The "due on sale" clause in the deed of trust securing the Arlington-Fairfax loan reads:

 
IN THE EVENT TITLE to the property above described is transferred, the unpaid balance of the indebtedness hereby secured shall immediately become due and payable at the option of the party of the third part.

In order to avoid a triggering of the aforesaid "due on sale" clauses-the plaintiffs here do not question their validity-the plaintiffs and the owner-borrowers agreed that the owner-borrowers would convey their interest in the said real estate to the plaintiffs through Virginia statutory land trusts created by the owner-borrowers-this was done.

In so doing, the record discloses that each owner-borrower executed an unrecorded land trust agreement and then, in a recorded deed, conveyed the property to himself *309 as trustee with General Warranty and English Covenants of Title, subject to the existing deeds of trust securing the loans made by the named savings and loan associations.

These conveyances expressly stated that the respective trustees were to hold the property in fee simple.

The owner-borrowers then each assigned all of their rights and beneficial interest in their respective trusts to their respective purchasers.

They used the standard residential real estate forms to consummate the transactions-and advised the savings and loan associations that the plaintiff purchasers would be making the payments on their loans in the future.

The savings and loan associations responded by threatening to accelerate the payments on their respective notes.

This suit followed.

The Court need not here determine the validity of the land trusts in question or determine whether the interests of the beneficiaries is personal property or an interest in realty because all of the "due on sale" clauses here in question-although slightly differing in language-clearly provide that any conveyance or transfer of title gives the lender the right to accelerate the payments due under their secured loans.

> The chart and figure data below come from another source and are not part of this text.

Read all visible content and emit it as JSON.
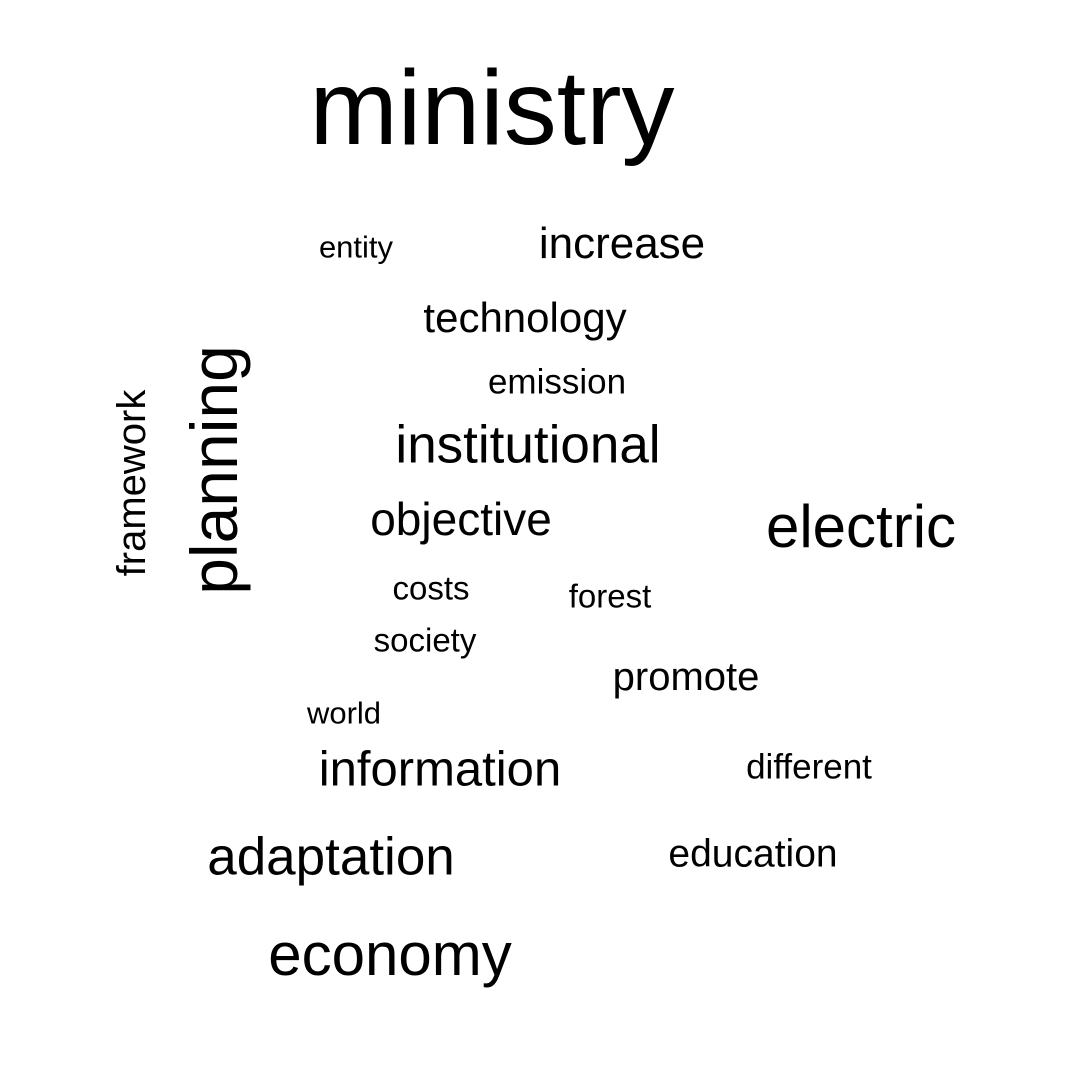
{
  "text_color": "#000000",
  "background_color": "#ffffff",
  "words": [
    {
      "text": "ministry",
      "orientation": "horizontal"
    },
    {
      "text": "entity",
      "orientation": "horizontal"
    },
    {
      "text": "increase",
      "orientation": "horizontal"
    },
    {
      "text": "technology",
      "orientation": "horizontal"
    },
    {
      "text": "emission",
      "orientation": "horizontal"
    },
    {
      "text": "framework",
      "orientation": "vertical"
    },
    {
      "text": "planning",
      "orientation": "vertical"
    },
    {
      "text": "institutional",
      "orientation": "horizontal"
    },
    {
      "text": "objective",
      "orientation": "horizontal"
    },
    {
      "text": "electric",
      "orientation": "horizontal"
    },
    {
      "text": "costs",
      "orientation": "horizontal"
    },
    {
      "text": "forest",
      "orientation": "horizontal"
    },
    {
      "text": "society",
      "orientation": "horizontal"
    },
    {
      "text": "promote",
      "orientation": "horizontal"
    },
    {
      "text": "world",
      "orientation": "horizontal"
    },
    {
      "text": "information",
      "orientation": "horizontal"
    },
    {
      "text": "different",
      "orientation": "horizontal"
    },
    {
      "text": "adaptation",
      "orientation": "horizontal"
    },
    {
      "text": "education",
      "orientation": "horizontal"
    },
    {
      "text": "economy",
      "orientation": "horizontal"
    }
  ]
}
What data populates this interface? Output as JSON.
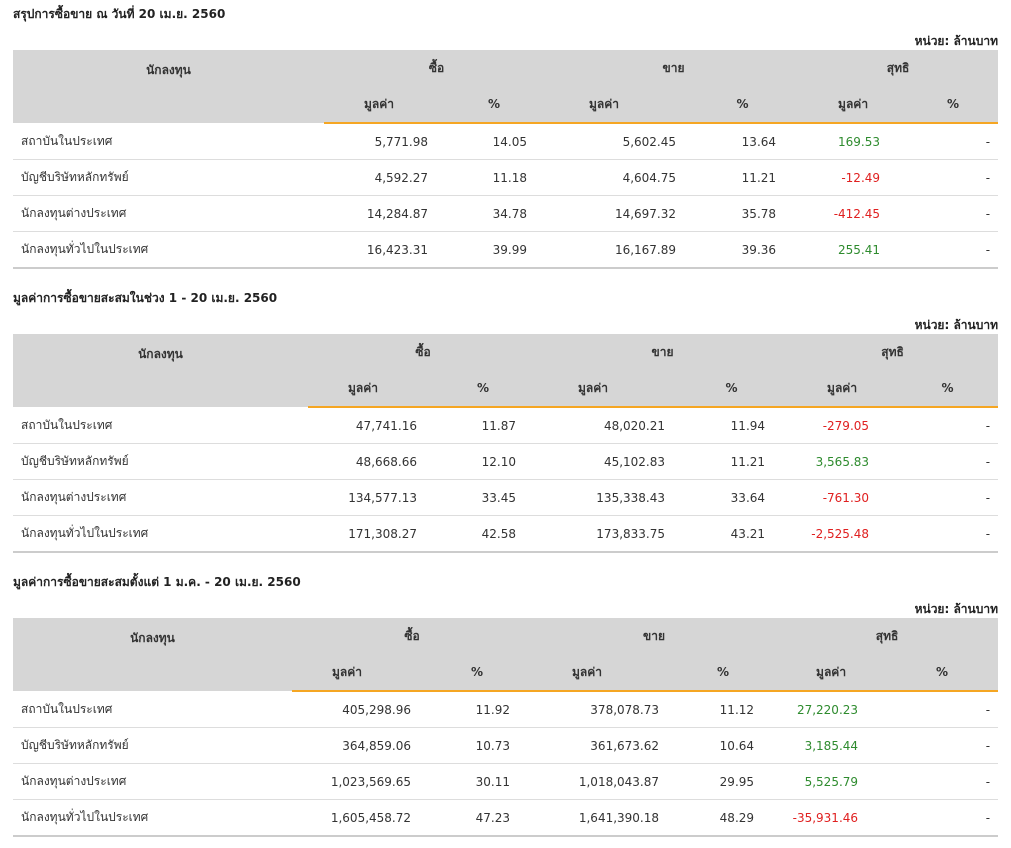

The transfer of the real estate, subject to the existing recorded deeds of trust-whatever it be labeled-from the owner-borrowers to themselves as trustees plainly constitutes a breach of the said "due on sale" clauses, and

The Court So Finds.

Concededly, the plaintiffs have attempted to use the Virginia land trust statute to circumvent the contract right otherwise given by them to their creditors, the three defendant savings and loan associations.

Paragraph 3 of § 55-17.1 reads as follows:

 
Nothing in this section shall be construed (1) to affect any right which a creditor may otherwise have against a trustee or beneficiary,....

Therefore, the owner-borrowers should not be permitted to use a Virginia statutory land trust as a device to defeat the rights of the defendant savings and loan associations from accelerating the payment of their secured notes as provided for by these concededly valid "due on sale" clauses, and

It Is So Ordered.

Therefore, this suit should be dismissed at the costs of the plaintiffs, without prejudice to the rights of any of the parties to pursue their respective claims for declaratory judgment in the pending state court proceedings, if they be so advised.

The Clerk will send a copy of this Memorandum Opinion and Order to all counsel of record.